The result is predictable: you get the wrong approach. Not because the developer is incompetent, but because they were incentivized to skip the thinking that would have led to the right approach. The code works, but it’s brittle. It (barely) solves today’s problem, but it tomorrow’s are already festering.

Copy-Paste Driven Development: The Infection Spreads

Once that wrong approach is in the codebase, it becomes a precedent. Future developers will follow the same pattern, not because it’s good, but because it’s there. The bad design spreads like a virus, infecting every new feature that touches it. The relentless time pressures heavily incentivize copying and pasting from elsewhere in the codebase over doing it properly.

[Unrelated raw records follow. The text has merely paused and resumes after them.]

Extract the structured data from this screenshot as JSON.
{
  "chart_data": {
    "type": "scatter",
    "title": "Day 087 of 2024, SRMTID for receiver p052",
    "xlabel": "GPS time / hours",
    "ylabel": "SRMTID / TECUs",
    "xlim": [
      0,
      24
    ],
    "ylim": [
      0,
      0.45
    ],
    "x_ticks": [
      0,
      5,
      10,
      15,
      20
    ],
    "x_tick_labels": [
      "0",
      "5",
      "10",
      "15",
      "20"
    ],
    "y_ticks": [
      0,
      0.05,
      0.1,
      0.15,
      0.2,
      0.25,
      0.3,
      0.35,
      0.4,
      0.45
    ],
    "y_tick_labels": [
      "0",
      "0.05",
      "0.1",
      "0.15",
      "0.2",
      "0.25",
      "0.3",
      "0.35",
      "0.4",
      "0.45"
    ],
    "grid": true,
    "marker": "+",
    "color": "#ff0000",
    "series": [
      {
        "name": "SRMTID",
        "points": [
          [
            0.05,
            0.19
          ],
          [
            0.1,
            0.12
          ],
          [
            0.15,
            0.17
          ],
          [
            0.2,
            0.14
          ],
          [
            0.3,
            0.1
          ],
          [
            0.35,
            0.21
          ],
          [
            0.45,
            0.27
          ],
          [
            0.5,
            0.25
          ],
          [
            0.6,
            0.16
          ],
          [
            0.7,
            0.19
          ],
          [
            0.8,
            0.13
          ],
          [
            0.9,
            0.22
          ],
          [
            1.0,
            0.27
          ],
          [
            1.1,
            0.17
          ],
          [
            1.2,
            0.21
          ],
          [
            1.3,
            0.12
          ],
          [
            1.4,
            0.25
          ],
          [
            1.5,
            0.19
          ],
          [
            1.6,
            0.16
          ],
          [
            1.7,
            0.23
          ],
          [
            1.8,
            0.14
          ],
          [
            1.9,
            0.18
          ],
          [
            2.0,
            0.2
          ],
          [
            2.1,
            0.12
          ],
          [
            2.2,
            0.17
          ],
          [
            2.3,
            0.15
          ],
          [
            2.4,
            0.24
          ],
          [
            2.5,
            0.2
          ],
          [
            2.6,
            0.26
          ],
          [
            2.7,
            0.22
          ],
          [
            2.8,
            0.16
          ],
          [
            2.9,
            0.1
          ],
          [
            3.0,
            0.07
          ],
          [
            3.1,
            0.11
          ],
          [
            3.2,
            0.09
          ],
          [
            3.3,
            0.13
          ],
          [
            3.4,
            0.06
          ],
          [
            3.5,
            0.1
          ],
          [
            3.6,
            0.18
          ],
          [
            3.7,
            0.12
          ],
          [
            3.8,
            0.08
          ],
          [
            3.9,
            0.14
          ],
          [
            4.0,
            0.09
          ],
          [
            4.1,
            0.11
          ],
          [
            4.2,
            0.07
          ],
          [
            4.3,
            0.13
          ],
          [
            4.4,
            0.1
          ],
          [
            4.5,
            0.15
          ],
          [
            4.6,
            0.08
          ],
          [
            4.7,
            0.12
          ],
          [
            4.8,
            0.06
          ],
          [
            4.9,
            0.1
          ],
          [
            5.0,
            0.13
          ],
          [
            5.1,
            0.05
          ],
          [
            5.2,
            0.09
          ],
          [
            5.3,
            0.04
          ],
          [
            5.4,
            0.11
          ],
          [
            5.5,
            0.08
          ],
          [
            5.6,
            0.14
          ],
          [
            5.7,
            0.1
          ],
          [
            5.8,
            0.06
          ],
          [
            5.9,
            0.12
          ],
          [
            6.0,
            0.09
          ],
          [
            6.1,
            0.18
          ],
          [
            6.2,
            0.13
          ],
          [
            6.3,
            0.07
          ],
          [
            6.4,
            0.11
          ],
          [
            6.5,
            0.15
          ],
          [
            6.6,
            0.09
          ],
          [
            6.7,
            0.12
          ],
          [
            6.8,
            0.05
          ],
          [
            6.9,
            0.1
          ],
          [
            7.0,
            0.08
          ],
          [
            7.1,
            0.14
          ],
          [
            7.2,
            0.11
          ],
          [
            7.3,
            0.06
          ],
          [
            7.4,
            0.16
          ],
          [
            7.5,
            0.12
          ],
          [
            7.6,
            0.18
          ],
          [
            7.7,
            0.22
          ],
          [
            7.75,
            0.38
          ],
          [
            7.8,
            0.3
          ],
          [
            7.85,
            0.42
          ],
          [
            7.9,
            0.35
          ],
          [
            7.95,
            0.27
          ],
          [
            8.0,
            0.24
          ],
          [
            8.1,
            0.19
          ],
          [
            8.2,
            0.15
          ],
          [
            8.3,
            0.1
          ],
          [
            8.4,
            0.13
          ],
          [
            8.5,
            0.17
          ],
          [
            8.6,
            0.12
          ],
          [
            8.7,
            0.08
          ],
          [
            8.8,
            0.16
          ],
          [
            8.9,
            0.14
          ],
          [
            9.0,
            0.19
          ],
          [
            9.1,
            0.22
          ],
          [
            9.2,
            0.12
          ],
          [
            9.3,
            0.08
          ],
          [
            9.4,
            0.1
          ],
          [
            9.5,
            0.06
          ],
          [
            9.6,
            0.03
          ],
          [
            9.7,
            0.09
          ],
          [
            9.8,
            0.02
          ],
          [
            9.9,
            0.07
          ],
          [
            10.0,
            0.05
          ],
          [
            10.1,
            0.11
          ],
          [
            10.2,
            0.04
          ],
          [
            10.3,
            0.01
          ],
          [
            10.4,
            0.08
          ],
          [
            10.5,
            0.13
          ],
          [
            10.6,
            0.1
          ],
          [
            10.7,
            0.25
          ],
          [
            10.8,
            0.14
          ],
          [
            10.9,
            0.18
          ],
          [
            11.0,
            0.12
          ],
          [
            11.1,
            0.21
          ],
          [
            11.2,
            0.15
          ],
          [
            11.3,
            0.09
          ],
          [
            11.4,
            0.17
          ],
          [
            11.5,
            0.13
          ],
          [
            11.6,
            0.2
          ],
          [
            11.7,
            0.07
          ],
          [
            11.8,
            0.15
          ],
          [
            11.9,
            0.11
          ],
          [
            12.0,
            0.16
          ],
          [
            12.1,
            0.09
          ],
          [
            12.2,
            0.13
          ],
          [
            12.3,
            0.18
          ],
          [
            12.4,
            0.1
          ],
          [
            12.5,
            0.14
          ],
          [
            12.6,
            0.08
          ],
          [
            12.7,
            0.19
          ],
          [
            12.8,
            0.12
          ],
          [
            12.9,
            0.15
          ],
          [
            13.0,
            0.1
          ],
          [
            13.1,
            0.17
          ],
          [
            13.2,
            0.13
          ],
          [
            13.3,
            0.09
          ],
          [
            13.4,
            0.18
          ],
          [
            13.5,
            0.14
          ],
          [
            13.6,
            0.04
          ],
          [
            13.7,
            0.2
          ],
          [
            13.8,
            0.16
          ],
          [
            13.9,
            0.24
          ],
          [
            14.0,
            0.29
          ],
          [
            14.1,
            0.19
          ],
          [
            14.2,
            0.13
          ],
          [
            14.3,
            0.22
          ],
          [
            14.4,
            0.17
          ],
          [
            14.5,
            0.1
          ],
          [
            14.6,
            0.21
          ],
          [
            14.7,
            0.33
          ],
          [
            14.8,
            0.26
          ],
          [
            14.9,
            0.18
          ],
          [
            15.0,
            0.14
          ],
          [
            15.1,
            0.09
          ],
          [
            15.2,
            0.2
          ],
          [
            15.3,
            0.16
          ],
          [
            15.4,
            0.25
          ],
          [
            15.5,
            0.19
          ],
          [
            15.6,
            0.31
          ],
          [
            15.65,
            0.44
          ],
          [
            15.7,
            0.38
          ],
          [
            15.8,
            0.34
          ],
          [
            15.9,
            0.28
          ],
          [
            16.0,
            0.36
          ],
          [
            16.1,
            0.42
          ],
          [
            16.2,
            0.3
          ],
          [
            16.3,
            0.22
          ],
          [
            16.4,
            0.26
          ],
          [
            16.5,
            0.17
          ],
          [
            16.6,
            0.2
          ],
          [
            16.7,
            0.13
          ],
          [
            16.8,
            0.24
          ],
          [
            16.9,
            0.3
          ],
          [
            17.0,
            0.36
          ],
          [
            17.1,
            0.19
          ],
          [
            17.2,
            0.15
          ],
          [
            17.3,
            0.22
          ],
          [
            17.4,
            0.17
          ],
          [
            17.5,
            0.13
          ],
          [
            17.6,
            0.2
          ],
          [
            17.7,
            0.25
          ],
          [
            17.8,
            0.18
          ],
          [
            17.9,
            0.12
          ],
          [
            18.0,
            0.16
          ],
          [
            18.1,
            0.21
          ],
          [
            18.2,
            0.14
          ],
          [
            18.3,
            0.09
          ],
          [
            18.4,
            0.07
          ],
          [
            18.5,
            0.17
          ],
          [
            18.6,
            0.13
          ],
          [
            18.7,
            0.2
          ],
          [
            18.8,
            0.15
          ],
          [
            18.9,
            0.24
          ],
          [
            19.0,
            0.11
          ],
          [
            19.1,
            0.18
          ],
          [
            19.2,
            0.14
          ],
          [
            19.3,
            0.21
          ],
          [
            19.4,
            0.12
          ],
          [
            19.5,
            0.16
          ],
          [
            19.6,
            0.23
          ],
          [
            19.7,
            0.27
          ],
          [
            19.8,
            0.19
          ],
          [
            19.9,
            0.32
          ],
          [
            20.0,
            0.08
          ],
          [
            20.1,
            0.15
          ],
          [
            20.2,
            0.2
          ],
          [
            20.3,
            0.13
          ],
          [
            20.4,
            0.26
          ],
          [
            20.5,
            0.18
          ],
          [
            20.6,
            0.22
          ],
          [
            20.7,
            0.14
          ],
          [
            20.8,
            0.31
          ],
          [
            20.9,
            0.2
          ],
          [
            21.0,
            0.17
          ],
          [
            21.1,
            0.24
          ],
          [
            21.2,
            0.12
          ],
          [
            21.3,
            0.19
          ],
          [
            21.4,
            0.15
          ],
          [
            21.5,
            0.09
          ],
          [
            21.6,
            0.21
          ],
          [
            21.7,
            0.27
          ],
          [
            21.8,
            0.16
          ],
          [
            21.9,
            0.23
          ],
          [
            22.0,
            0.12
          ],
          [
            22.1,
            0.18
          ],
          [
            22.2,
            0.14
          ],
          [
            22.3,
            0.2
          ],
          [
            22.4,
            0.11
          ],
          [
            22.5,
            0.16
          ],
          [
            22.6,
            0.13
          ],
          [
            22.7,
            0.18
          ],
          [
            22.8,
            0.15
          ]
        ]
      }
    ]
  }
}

Here’s how it works: a developer needs to implement a feature. They look at the codebase and find something similar. Under pressure, they copy it, modify it, and ship it. It works, so it’s “done.” But they’ve also copied all the problems: the tight coupling, the hidden dependencies, the bad abstractions. As the bad pattern replicates through this mechanism, it becomes harder and harder to remove. With AI-aided development, it’s even more important to keep bad precedents out of the codebase.

Breaking the Cycle

The solution is to change the incentives. An ounce of prevention is worth a pound of cure. Once the rot sets in, fixing it becomes exponentially more expensive. There are well-documented ways to deal with legacy code that don’t require big refactoring projects or rewrites. Once the codebase reaches a certain level of disfunction, this is the better approach.

The most important aspect of software development — the design and architecture that keeps software from devolving into a Big Ball of Mud — is often just left to developers to police among themselves through informal, inconsistently applied code reviews conducted by different people using different criteria. This is an abdication of the organization’s responsibility. Code quality can’t be an afterthought intermittently enforced through peer pressure. It needs to be built into the process, and rewarded.

The Big Ball of Mud isn’t inevitable. It’s the result of organizational choices that prioritize speed over quality, appearance over substance, and short-term wins over long-term sustainability. Change the incentives, and you’ll change the outcome.